If the efforts are to reach further than these persons, the Government probably needs to consider other methods of control than voluntary promotion initiatives. Examples of such methods can be found within other policy areas where the State wishes to influence activities which municipalities are responsible for. For example, we see that the State and the Swedish Association of Local Authorities and Regions, SALAR, in certain cases conclude so-called 'national agreements' to attain goals which they have agreed on together.
Create a long-term approach in the work
Should be possible to combine permanent assignments and special initiatives
Both the actors of the education system and the National Agency for Education have permanent assignments within the area of gender equality. At the same time there is a significant signal value in being able to conduct special initiatives and being able to highlight issues which are particularly politically prioritised. In order to create a long-term approach in the work, it should be possible for all relevant actors to combine these two assignment forms in a constructive manner.
The Government should consider how many special assignments should be given over a certain period, so that the permanent assignments are not outcompeted and so that the signal value of special initiatives is not lost.

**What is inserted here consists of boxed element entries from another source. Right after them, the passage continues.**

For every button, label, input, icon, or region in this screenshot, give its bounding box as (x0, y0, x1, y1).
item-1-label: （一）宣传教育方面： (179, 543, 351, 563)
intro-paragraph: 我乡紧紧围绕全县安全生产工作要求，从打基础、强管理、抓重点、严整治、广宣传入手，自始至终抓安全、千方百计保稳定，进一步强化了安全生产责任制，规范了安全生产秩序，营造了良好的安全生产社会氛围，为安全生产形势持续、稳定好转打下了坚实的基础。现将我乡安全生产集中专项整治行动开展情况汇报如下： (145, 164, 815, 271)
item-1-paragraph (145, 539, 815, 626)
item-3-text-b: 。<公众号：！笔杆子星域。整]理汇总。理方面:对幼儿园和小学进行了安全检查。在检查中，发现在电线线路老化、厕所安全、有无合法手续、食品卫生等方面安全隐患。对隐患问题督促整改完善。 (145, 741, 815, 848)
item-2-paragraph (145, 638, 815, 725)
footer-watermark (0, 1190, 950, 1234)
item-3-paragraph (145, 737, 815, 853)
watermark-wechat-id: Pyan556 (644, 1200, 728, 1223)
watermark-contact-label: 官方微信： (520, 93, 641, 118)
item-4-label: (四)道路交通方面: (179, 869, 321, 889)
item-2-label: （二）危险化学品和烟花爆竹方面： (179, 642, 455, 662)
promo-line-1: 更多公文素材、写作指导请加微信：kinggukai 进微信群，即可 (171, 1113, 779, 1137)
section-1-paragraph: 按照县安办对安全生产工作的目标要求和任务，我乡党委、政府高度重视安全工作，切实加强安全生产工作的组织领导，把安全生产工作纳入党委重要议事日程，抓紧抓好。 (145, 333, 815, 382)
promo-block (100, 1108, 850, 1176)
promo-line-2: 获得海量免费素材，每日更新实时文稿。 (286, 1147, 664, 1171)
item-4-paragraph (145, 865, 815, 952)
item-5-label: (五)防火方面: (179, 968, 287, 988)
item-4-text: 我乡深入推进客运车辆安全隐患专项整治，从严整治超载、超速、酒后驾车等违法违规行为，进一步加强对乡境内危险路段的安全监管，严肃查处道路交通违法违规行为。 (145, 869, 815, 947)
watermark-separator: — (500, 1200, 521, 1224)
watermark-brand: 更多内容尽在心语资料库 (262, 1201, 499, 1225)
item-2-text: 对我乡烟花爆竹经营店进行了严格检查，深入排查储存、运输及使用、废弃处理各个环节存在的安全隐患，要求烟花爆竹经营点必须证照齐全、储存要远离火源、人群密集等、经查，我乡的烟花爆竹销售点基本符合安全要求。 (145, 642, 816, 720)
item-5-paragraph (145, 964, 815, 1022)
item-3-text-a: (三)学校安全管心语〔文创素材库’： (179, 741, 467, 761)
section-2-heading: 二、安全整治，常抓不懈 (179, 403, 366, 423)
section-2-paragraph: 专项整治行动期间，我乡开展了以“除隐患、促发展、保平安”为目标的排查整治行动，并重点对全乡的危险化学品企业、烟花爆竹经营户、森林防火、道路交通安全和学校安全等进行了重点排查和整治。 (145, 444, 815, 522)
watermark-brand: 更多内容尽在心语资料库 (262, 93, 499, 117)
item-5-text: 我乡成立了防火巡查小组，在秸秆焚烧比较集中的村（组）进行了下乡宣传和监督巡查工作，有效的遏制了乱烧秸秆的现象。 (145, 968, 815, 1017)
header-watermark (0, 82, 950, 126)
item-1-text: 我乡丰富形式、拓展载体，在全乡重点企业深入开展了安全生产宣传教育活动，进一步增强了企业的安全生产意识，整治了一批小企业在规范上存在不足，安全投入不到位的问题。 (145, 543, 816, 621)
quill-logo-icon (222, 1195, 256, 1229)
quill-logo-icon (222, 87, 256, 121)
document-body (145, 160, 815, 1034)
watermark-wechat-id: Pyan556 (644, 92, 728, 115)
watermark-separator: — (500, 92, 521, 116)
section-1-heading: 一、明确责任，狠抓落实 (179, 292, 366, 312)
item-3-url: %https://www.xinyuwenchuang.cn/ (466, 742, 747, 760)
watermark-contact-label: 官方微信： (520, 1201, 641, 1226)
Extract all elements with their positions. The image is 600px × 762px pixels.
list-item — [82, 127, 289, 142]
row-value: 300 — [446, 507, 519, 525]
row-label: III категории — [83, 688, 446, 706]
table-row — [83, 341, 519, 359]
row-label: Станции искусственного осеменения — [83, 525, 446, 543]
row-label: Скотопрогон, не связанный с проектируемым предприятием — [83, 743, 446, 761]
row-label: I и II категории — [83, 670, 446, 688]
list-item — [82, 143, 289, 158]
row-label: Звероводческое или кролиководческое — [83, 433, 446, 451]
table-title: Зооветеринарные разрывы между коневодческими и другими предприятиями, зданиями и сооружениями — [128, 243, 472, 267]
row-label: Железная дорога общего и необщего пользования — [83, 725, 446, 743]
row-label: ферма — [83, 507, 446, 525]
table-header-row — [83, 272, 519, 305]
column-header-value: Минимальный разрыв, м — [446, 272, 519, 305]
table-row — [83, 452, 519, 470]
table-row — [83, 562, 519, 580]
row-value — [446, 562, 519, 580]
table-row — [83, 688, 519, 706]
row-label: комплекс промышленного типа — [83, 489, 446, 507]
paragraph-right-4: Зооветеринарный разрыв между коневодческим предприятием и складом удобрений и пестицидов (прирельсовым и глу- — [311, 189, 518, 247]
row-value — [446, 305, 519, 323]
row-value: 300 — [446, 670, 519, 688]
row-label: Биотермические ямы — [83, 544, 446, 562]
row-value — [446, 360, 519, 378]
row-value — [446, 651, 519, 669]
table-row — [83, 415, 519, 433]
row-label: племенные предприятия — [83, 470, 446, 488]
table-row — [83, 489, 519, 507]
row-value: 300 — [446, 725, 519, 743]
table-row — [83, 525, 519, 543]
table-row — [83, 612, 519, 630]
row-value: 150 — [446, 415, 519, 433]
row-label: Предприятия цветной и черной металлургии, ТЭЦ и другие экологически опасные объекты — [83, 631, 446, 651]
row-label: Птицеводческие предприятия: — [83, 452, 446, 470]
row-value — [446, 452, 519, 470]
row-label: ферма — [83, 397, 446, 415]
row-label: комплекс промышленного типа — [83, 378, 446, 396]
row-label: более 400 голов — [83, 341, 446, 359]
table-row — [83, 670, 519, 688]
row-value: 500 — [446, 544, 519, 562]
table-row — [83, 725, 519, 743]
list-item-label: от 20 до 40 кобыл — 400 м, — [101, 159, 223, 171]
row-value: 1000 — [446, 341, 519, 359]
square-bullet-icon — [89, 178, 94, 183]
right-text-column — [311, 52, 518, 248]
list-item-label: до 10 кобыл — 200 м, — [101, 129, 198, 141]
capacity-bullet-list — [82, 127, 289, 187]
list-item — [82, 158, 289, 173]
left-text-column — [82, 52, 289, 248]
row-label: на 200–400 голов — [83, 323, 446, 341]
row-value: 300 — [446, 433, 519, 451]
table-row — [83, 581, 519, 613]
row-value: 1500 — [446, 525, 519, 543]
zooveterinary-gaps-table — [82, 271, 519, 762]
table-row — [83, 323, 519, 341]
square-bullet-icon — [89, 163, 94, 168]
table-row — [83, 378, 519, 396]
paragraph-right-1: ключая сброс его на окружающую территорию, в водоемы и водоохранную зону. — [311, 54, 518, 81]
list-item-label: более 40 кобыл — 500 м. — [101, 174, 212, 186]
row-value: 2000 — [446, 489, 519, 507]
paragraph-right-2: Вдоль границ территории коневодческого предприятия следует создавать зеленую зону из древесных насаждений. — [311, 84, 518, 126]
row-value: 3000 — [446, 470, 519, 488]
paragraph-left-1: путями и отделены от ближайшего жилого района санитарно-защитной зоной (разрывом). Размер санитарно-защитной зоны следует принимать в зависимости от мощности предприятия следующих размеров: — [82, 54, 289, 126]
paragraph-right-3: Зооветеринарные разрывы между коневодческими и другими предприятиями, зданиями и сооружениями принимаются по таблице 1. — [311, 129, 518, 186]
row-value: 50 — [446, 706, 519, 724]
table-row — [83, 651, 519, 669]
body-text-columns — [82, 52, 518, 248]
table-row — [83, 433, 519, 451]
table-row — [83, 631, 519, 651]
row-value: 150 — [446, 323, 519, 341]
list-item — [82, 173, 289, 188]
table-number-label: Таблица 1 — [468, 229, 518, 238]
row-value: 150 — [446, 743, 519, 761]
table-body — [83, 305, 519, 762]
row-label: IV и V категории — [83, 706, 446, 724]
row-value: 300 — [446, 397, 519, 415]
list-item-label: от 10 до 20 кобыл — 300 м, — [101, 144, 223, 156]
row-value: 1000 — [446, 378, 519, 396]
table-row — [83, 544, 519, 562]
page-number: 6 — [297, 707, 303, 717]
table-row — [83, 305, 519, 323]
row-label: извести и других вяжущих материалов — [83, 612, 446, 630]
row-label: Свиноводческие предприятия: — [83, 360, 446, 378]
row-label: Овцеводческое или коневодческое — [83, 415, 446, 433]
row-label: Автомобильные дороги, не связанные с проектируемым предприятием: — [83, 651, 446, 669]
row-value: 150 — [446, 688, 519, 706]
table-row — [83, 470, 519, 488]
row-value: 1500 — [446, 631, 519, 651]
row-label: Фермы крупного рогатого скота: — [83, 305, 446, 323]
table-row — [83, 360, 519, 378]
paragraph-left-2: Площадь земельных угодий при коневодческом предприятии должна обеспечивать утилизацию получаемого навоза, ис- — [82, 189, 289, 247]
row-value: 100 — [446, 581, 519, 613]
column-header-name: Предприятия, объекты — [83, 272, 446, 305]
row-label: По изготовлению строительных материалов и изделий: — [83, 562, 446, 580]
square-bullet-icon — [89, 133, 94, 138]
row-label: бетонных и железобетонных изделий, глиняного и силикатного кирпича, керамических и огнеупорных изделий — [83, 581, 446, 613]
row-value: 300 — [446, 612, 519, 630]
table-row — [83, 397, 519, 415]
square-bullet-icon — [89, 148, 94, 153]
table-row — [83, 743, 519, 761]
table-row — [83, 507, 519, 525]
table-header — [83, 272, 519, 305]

If the Government believes that continuous promotion of gender equality in the education system should be a part of the National Agency for Education's tasks, then according to our opinion there are reasons to consider writing this task more clearly in the agency's instructions.
Our study shows that the National Agency for Education has had organisational problems with handling the initiatives which we have evaluated, as they have had many other assignments to handle simultaneously. Statskontoret assesses that this type of problem may arise if an agency is given an unexpectedly large number of special assignments over a period.
At the same time we assess that an agency should be able to cope with receiving a large number of special assignments if that is the preferred governance of the Government and if they receive the assignments with a certain level of long-term planning. Both the Government and agency can work to create as good a dialogue as possible on future assignments, so that the agency is aware of the assignments in a timely manner and can thereby prepare.
The large number of initiatives also affects the actors of the education system. The gender equality promotion efforts have competed for time and attention with many other initiatives. They have also been voluntary. This may have contributed to the National Agency for Education finding it difficult to fill places for some of the efforts.
Target the ordinary processes of activities, not the real enthusiasts
Research shows that successful gender equality work is generated through knowledge, commitment and responsibility which is shared by many persons in the activities. The work needs to be conducted continuously and in an integrated manner within the framework of the ordinary processes of the activities. The presence of real enthusiasts can certainly attract attention to the issue, but is not enough to create a long-term approach in the work.
The efforts which we have evaluated have mainly focused on individual knowledge development. This primarily applies to in-service training, while research-led supervision and development projects have been closer to the ordinary processes of the education system. Large focus on individual knowledge development risks being less efficient in the long-term than efforts which focus directly on the ordinary processes of the education system. The survey which we conducted also shows that on average research-led supervision and development projects are perceived as more efficient by the participants.